Últimas Notícias

Sindicatos questionam falta de protocolos definidos do Hospital de Campanha de Santarém


O Hospital de Campanha de Santarém, no Oeste do Pará, já enfrenta seu primeiro problema após a inauguração na quarta-feira (22). Representantes do Sindicato dos Enfermeiros do Estado do Pará (Senpa), Sindicato dos Trabalhadores em Saúde Pública do Estado do Pará (Sintesp) e Sindicato dos Médicos do Pará (Sindmepa), aguardam resposta da Secretaria de Estado de Saúde Pública (Sespa), sobre a definição de protocolos essenciais para o atendimento no hospital de campanha da Pérola do Tapajós. Um documento entregue aos órgãos de saúde do Estado e do município de Santarém, na última quarta-feira, cobra respostas sobre o funcionamento da unidade sem os devidos procedimentos apropriados. O Hospital de Campanha é um dos principais centros de saúde para o atendimento de pacientes com o novo coronavírus e vai atender os municípios do oeste paraense.

Uma visita feita in loco, no dia da inauguração do hospital, acendeu o sinal de alerta para a situação do hospital que, segundo os sindicatos, não possui definições básicas para a complexidade que a pandemia exige.

De acordo com a presidente do Senpa, Antônia Trindade, a direção do hospital não soube responder aspectos essenciais para o início das atividades em um hospital de campanha. Os sindicatos questionam, por exemplo, se as autoridades locais já fizeram o protocolo de quem vai para o hospital de campanha?

No documento, os órgãos sindicais pontuam os seguintes questionamentos:

Qual será o fluxo?

Quais indivíduos devem permanecer internados?

Só pacientes com sintomas leves irão para lá ou aqueles que foram liberados da UTI, mas precisam permanecer internados, também irão?

A rede de oxigênio está pronta?

Existe tubos de oxigênio para administrar via cateter, se for necessário?

Quantos respiradores mecânicos e equipamentos de monitorização estão disponíveis?

Os leitos serão separados de acordo com quais características dos pacientes?

Antônia Trindade confirmou o posicionamento dos sindicatos e reforçou a preocupação dos órgãos diante da problemática iminente na unidade hospital.
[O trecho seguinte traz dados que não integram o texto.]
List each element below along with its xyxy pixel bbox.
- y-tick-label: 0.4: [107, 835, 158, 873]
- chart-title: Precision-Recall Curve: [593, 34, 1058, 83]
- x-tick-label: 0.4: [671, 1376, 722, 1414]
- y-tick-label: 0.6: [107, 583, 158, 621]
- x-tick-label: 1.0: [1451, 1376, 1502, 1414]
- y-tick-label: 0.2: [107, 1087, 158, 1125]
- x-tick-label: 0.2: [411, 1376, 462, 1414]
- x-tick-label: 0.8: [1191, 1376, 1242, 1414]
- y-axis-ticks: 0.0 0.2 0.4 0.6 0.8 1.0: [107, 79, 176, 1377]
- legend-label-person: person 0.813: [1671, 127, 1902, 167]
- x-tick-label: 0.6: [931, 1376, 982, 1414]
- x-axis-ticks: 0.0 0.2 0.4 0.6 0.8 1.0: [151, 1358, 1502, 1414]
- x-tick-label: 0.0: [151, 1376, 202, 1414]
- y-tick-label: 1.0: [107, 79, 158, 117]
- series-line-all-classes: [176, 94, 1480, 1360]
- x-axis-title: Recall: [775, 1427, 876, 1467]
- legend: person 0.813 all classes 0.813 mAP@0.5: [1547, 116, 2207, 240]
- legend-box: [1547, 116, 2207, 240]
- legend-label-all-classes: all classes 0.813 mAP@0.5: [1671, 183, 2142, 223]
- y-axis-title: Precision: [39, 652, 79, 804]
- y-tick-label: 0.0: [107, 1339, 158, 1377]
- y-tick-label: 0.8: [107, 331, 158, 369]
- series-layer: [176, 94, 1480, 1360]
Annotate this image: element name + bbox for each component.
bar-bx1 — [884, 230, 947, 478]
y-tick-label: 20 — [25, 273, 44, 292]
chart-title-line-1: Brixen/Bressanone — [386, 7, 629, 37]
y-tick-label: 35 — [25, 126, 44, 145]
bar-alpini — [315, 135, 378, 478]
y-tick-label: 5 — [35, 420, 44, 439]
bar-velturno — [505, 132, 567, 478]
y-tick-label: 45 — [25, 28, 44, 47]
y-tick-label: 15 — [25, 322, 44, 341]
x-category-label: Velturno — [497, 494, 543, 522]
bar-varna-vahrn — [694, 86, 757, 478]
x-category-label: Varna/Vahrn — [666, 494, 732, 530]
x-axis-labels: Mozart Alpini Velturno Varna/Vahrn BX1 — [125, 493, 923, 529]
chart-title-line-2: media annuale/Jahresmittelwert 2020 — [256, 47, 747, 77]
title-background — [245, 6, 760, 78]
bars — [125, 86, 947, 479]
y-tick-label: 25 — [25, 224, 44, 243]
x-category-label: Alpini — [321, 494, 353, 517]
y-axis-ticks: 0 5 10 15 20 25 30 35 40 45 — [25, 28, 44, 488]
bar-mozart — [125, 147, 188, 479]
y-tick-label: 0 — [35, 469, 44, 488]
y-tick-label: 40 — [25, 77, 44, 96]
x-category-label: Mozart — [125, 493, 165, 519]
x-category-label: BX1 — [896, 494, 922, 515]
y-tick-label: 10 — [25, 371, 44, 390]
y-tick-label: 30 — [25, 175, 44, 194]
A intenção das categorias, segundo ela, é que o hospital tenha a função de salvar vidas e não ser um centro disseminador da Covid-19 no município. “A maioria dos questionamentos feitos à direção do hospital ficou sem resposta, pois não souberam esclarecer os requisitos essenciais mínimos para início das atividades", afirmam os sindicatos.

Os questionamentos foram enviados à Sespa, Secretaria Municipal de Saúde, Ministério Público do Estado, prefeito e governador, administradores da unidade e demais gestores.

Os sindicatos também querem saber sobre a contratação e carga horária de diretor clínico, diretor administrativo e diretor técnico; criação do serviço de Segurança da Medicina do Trabalho; elaboração de protocolos de proteção individual e coletiva, área de isolamento, limpeza e desinfecção; afastamento dos trabalhadores com sintomas de COVID-19; treinamento e protocolos específicos para COVID-19 para profissionais da linha de frente; seguir protocolos recomendados pelo Ministério da Saúde quanto a compra e quantidade dos EPIs (equipamentos de proteção e segurança); delimitação e sinalização de zona de desinfecção; condições sanitárias e de conforto no local; local para o trabalhador voltar para ficar em isolamento; área de controle de infecção hospitalar; treinamentos para todos os trabalhadores de saúde e apoio; protocolo de notificação; tratamento de resíduos gerados na unidade; pagamento de insalubridade no percentual de 40%; sinalização de segurança; medidas de proteção contra incêndio; conforto térmico local e prestação de contas.

A Secretaria de Estado de Saúde e a gestora do Hospital de Campanha em Santarém ainda não se posicionaram sobre os questionamentos e solicitações feitos pelos sindicatos.

O blog Quarto Poder aguarda retorno para o contraponto em relação à matéria publica.

O Hospital de Campanha de Santarém possui de 120 leitos de baixa e média complexidade destinados para pacientes com Covid-19.

Dos 120 disponíveis na unidade, oito de estabilização estão equipados para receberem pacientes de média complexidade. Os casos que precisarem de internação em UTI serão encaminhados para o Hospital Regional do Baixo Amazonas.

Todos os atendimentos do Hospital de Campanha serão regulados pela Sespa.